- Born: Joseph Međugorac 10 April 1929 Los Angeles, California, U.S.
- Died: 8 November 1993 (aged 64) Corcoran, California, U.S.
- Other names: "Pegleg"; "Cocoliso";
- Occupation: Crime boss
- Years active: 1946–1993
- Allegiance: Mexican Mafia

= Joe "Pegleg" Morgan =

American crime boss (1929–1993)

Joseph Morgan (born Joseph Međugorac; April 10, 1929 – November 8, 1993) was a Croatian-American gangster who became the first non-Mexican American member of the Mexican Mafia (La eMe). He received the nickname "Pegleg" by authorities because of his prosthetic leg.

==Early life==
The youngest of four siblings, Morgan was born on April 10, 1929, in San Pedro, California to Croatian immigrants Clara (née Radišić from Imotski) and Grgo Međugorac, a truck driver who was an ethnic Croat from Ljubuski. Shortly after his birth his father naturalized as a U.S. citizen, anglicizing the family name to Morgan due to anti-immigrant and anti-Slavic sentiment at the time (in 1929, the same year Morgan was born, the U.S. passed immigration laws limiting immigration from the Balkans. It is believed that more than half of the Croatian population in the U.S. at the time was deported from the nation). Morgan grew up in a primarily Mexican and Croatian neighborhood in San Pedro. Later, he was raised by his mother in a Mexican neighborhood in Boyle Heights. In the late 1930s, he joined the Ford MaraVilla street gang, one of the oldest documented gangs in Los Angeles.

Morgan became fluent in Spanish.

==Prison time==
In 1946, Morgan beat to death the husband of his 32-year-old girlfriend and buried the body in a shallow grave. While awaiting trial, he escaped using the identification papers of a fellow inmate awaiting transfer to a forestry camp. He was recaptured and sentenced to nine years at San Quentin State Prison. He was only seventeen years old at the time.

Morgan was paroled in 1955, but a year later, he returned to prison for an armed robbery at a West Covina bank where he ran off with $17,000.

In 1961, Morgan led eleven inmates in a jailbreak from Los Angeles County Jail through a pipe shaft and using hacksaw blades he hid in his prosthetic leg.

Morgan was well respected within the ranks of the Mexican Mafia and became a high-ranking member. His connections with cocaine and heroin suppliers in Mexico helped pave the foundation for the Mexican Mafia's narcotics distribution throughout California. Morgan was able to persuade the Aryan Brotherhood to forge a loose alliance with La eMe, due to having the Black Guerrilla Family as a mutual rival. This was after Morgan tried and successfully made loose alliances with black gangs such as the BGF, which eventually broke down because the Mexican leaders at the time had issues with multiple black gangs. It was thought that Morgan wanted to set deals with white and black gangs to ensure La eMe would come out the dominant force with little resistance.

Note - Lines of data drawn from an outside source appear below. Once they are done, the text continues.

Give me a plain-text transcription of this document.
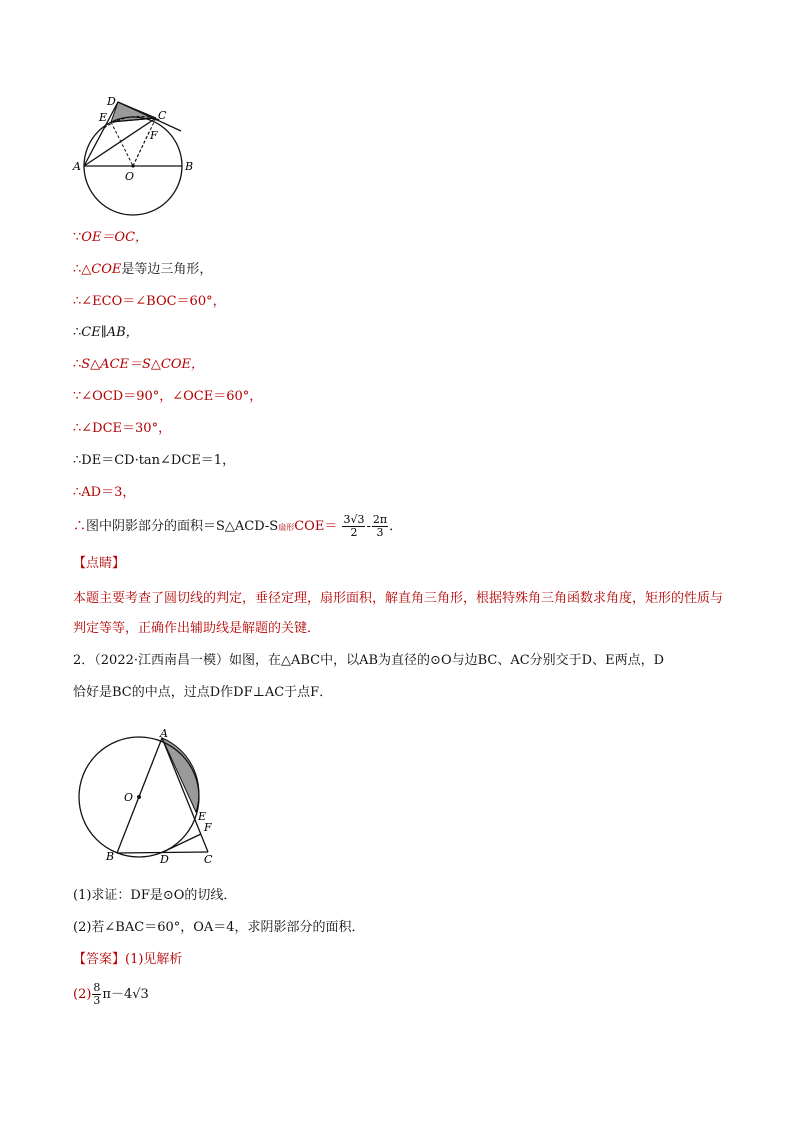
D
E	C
F
A
O
B
∵OE＝OC，
∴△COE是等边三角形，
∴∠ECO＝∠BOC＝60°，
∴CE∥AB，
∴S△ACE＝S△COE，
∵∠OCD＝90°，∠OCE＝60°，
∴∠DCE＝30°，
∴DE＝CD·tan∠DCE＝1，
∴AD＝3，
∴图中阴影部分的面积＝S△ACD-S扇形$COE= \frac{3√3}{2} - \frac{2\pi}{3}$ ．
【点睛】
本题主要考查了圆切线的判定，垂径定理，扇形面积，解直角三角形，根据特殊角三角函数求角度，矩形的性质与判定等等，正确作出辅助线是解题的关键．
2．（2022·江西南昌一模）如图，在△ABC中，以AB为直径的⊙O与边BC、AC分别交于D、E两点，D
恰好是BC的中点，过点D作DF⊥AC于点F．
A
O
E
F
B	D	C
(1)求证：DF是⊙O的切线．
(2)若∠BAC＝60°，OA＝4，求阴影部分的面积．
【答案】(1)见解析
$(2) \frac{8}{3} \pi-4√3$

Morgan was known for thinking strategically.

Allegedly, Morgan established diplomatic relations with the Los Angeles crime family through Michael Rizzitello, whom he and Rodolfo Cadena met during the nine-year sentence of the reputed mobster in Chino for a string of armed robberies during the 1970s.

Morgan committed the first prison gang street execution in Los Angeles in 1971.

Morgan spent more than seven months in federal prison for arms trafficking from Utah to California. By the mid to late 1970s Morgan was one of the highest ranking Mexican Mafia members in Southern California, and had influence in most of the U.S and even as far as Mexico.

==Death==
On October 27, 1993, Morgan was diagnosed with inoperable liver cancer while serving a life sentence at California State Prison, Corcoran. His wife requested that he be released on compassionate release, but he died on November 9, before the process began. "When I visited him about six months ago, he appeared to be losing some weight and his color didn't look good, but Joe is a very private person and he didn't complain", said his attorney, Shirley MacDonald, after his death.

==Legacy==

In 1992, the film American Me was released, which was based on the history of the Mexican Mafia. A principal supporting character is "J.D." (played by William Forsythe), a non-Mexican member who has an artificial leg. Edward James Olmos (the movie's writer/director/star) attempted to visit Morgan in hopes that he would gain his approval for the movie. Morgan refused to see him, and filed a lawsuit against Olmos and Universal Studios claiming inaccuracies in the film. It has been alleged that at least two people were killed on account of Mexican Mafia displeasure with the script, including former Mexican Mafia members and affiliates who had served as advisers during the making of the movie.

At the time of Morgan's death, his wife filed a $500,000 lawsuit against Olmos and the filmmakers, arguing that the film did not request her permission for basing one of the characters on Morgan.